Perşembe , 28 Mart 2024
Son Dakika Haberler

Güce tapınma köleliği

Güçe tapınma ilk çağlardan bu yana devlet, otorite, ideoloji, din ve bazı kutsal veya kahramanlara tapınmaya kadar uzanan bir akıl tutulması ve mantık donukluğudur.Bu süreç Hz. Ademin oğulları arasında  başlayan  güç mücadelesinin devamı olarak zamanımıza kadar uzanır.

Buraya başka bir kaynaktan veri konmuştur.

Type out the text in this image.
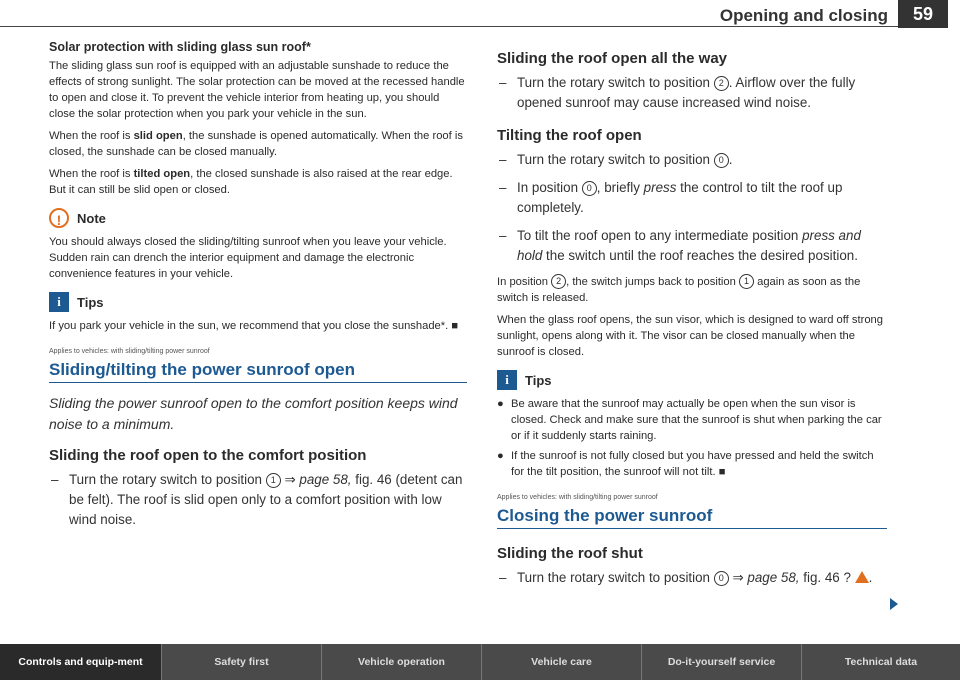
Opening and closing	59
Solar protection with sliding glass sun roof*

The sliding glass sun roof is equipped with an adjustable sunshade to reduce the effects of strong sunlight. The solar protection can be moved at the recessed handle to open and close it. To prevent the vehicle interior from heating up, you should close the solar protection when you park your vehicle in the sun.

When the roof is slid open, the sunshade is opened automatically. When the roof is closed, the sunshade can be closed manually.

When the roof is tilted open, the closed sunshade is also raised at the rear edge. But it can still be slid open or closed.

!	Note

You should always closed the sliding/tilting sunroof when you leave your vehicle. Sudden rain can drench the interior equipment and damage the electronic convenience features in your vehicle.

i	Tips

If you park your vehicle in the sun, we recommend that you close the sunshade*. ■

Applies to vehicles: with sliding/tilting power sunroof
Sliding/tilting the power sunroof open
Sliding the power sunroof open to the comfort position keeps wind noise to a minimum.
Sliding the roof open to the comfort position
– Turn the rotary switch to position 1 ⇒ page 58, fig. 46 (detent can be felt). The roof is slid open only to a comfort position with low wind noise.
Sliding the roof open all the way
– Turn the rotary switch to position 2 . Airflow over the fully opened sunroof may cause increased wind noise.
Tilting the roof open
– Turn the rotary switch to position 0 .
– In position 0 , briefly press the control to tilt the roof up completely.
– To tilt the roof open to any intermediate position press and hold the switch until the roof reaches the desired position.

In position 2 , the switch jumps back to position 1 again as soon as the switch is released.

When the glass roof opens, the sun visor, which is designed to ward off strong sunlight, opens along with it. The visor can be closed manually when the sunroof is closed.

i	Tips
● Be aware that the sunroof may actually be open when the sun visor is closed. Check and make sure that the sunroof is shut when parking the car or if it suddenly starts raining.
● If the sunroof is not fully closed but you have pressed and held the switch for the tilt position, the sunroof will not tilt. ■
Applies to vehicles: with sliding/tilting power sunroof
Closing the power sunroof
Sliding the roof shut
– Turn the rotary switch to position 0 ⇒ page 58, fig. 46 ? .
Controls and equip-ment	Safety first	Vehicle operation	Vehicle care	Do-it-yourself service	Technical data
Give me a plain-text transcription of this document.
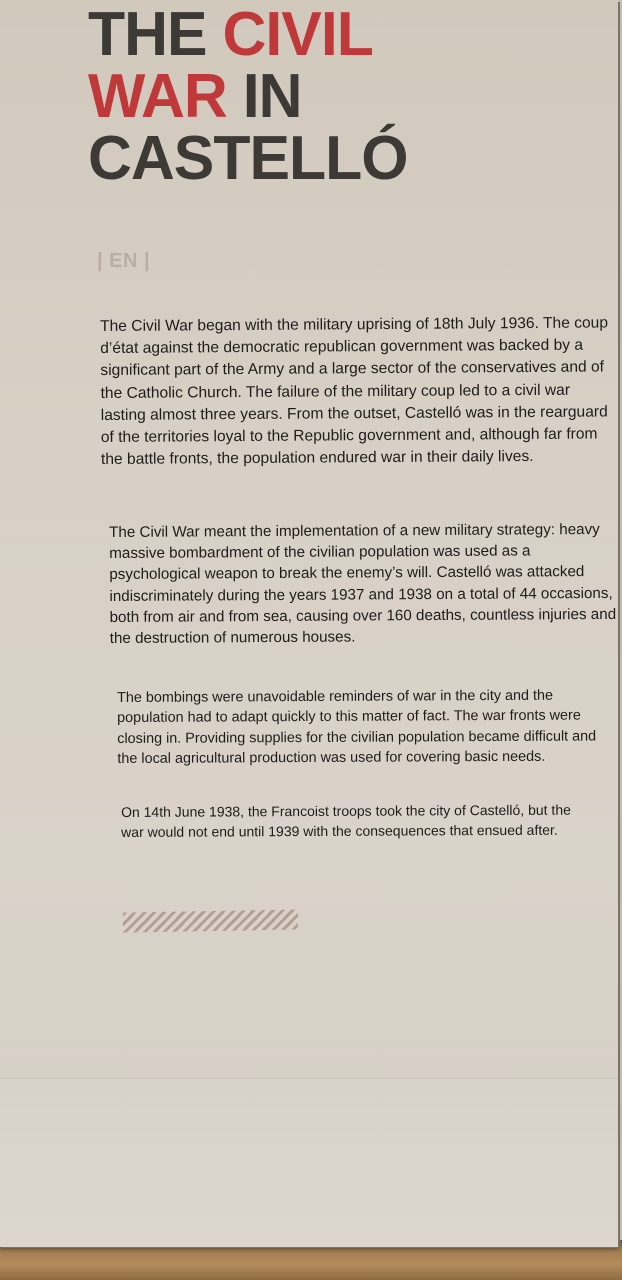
THE CIVIL
WAR IN
CASTELLÓ
| EN |

The Civil War began with the military uprising of 18th July 1936. The coup d’état against the democratic republican government was backed by a significant part of the Army and a large sector of the conservatives and of the Catholic Church. The failure of the military coup led to a civil war lasting almost three years. From the outset, Castelló was in the rearguard of the territories loyal to the Republic government and, although far from the battle fronts, the population endured war in their daily lives.

The Civil War meant the implementation of a new military strategy: heavy massive bombardment of the civilian population was used as a psychological weapon to break the enemy’s will. Castelló was attacked indiscriminately during the years 1937 and 1938 on a total of 44 occasions, both from air and from sea, causing over 160 deaths, countless injuries and the destruction of numerous houses.

The bombings were unavoidable reminders of war in the city and the population had to adapt quickly to this matter of fact. The war fronts were closing in. Providing supplies for the civilian population became difficult and the local agricultural production was used for covering basic needs.

On 14th June 1938, the Francoist troops took the city of Castelló, but the war would not end until 1939 with the consequences that ensued after.
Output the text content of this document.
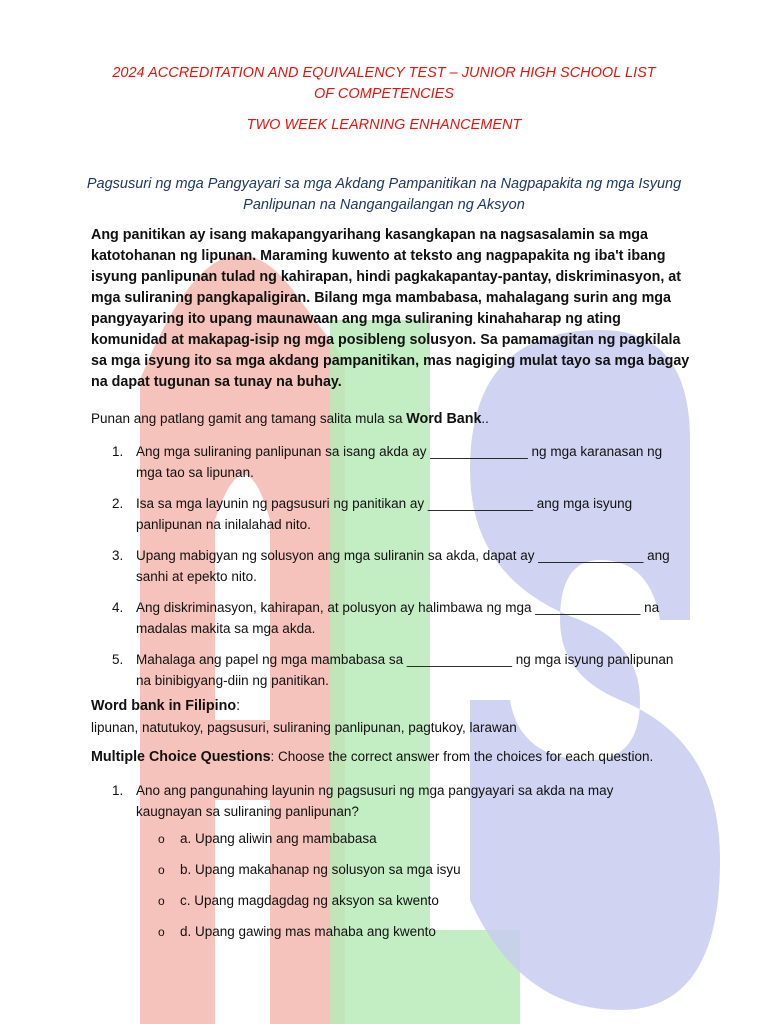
2024 ACCREDITATION AND EQUIVALENCY TEST – JUNIOR HIGH SCHOOL LIST OF COMPETENCIES

TWO WEEK LEARNING ENHANCEMENT

Pagsusuri ng mga Pangyayari sa mga Akdang Pampanitikan na Nagpapakita ng mga Isyung Panlipunan na Nangangailangan ng Aksyon

Ang panitikan ay isang makapangyarihang kasangkapan na nagsasalamin sa mga katotohanan ng lipunan. Maraming kuwento at teksto ang nagpapakita ng iba't ibang isyung panlipunan tulad ng kahirapan, hindi pagkakapantay-pantay, diskriminasyon, at mga suliraning pangkapaligiran. Bilang mga mambabasa, mahalagang surin ang mga pangyayaring ito upang maunawaan ang mga suliraning kinahaharap ng ating komunidad at makapag-isip ng mga posibleng solusyon. Sa pamamagitan ng pagkilala sa mga isyung ito sa mga akdang pampanitikan, mas nagiging mulat tayo sa mga bagay na dapat tugunan sa tunay na buhay.

Punan ang patlang gamit ang tamang salita mula sa Word Bank..

1. Ang mga suliraning panlipunan sa isang akda ay _____________ ng mga karanasan ng mga tao sa lipunan.
2. Isa sa mga layunin ng pagsusuri ng panitikan ay ______________ ang mga isyung panlipunan na inilalahad nito.
3. Upang mabigyan ng solusyon ang mga suliranin sa akda, dapat ay ______________ ang sanhi at epekto nito.
4. Ang diskriminasyon, kahirapan, at polusyon ay halimbawa ng mga ______________ na madalas makita sa mga akda.
5. Mahalaga ang papel ng mga mambabasa sa ______________ ng mga isyung panlipunan na binibigyang-diin ng panitikan.

Word bank in Filipino:

lipunan, natutukoy, pagsusuri, suliraning panlipunan, pagtukoy, larawan

Multiple Choice Questions: Choose the correct answer from the choices for each question.

1. Ano ang pangunahing layunin ng pagsusuri ng mga pangyayari sa akda na may kaugnayan sa suliraning panlipunan?
o a. Upang aliwin ang mambabasa
o b. Upang makahanap ng solusyon sa mga isyu
o c. Upang magdagdag ng aksyon sa kwento
o d. Upang gawing mas mahaba ang kwento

İlkel pagan toplumlarda totemlere inanmak, putlaştırma, putlara tapınmak insanın tabiattaki sırrına eremediği güçlere karşı teslim olması şeklindeydi. Gücün kaynağına ulaşmak isteyen insan ve toplumlar kontrol edemedikleri güçle bu yolla ilişki kurmaya çalışıyorlardı.  Onlardaki korunma ihtiyacı ve korku, güce yakın olma çabası veya  gücü kontrol etme arzusu… gibi çok boyutlu bir anlam ifade eden bu yakınlaşma ve tapınma duygusu çeşitli şekillerde tezahür etti.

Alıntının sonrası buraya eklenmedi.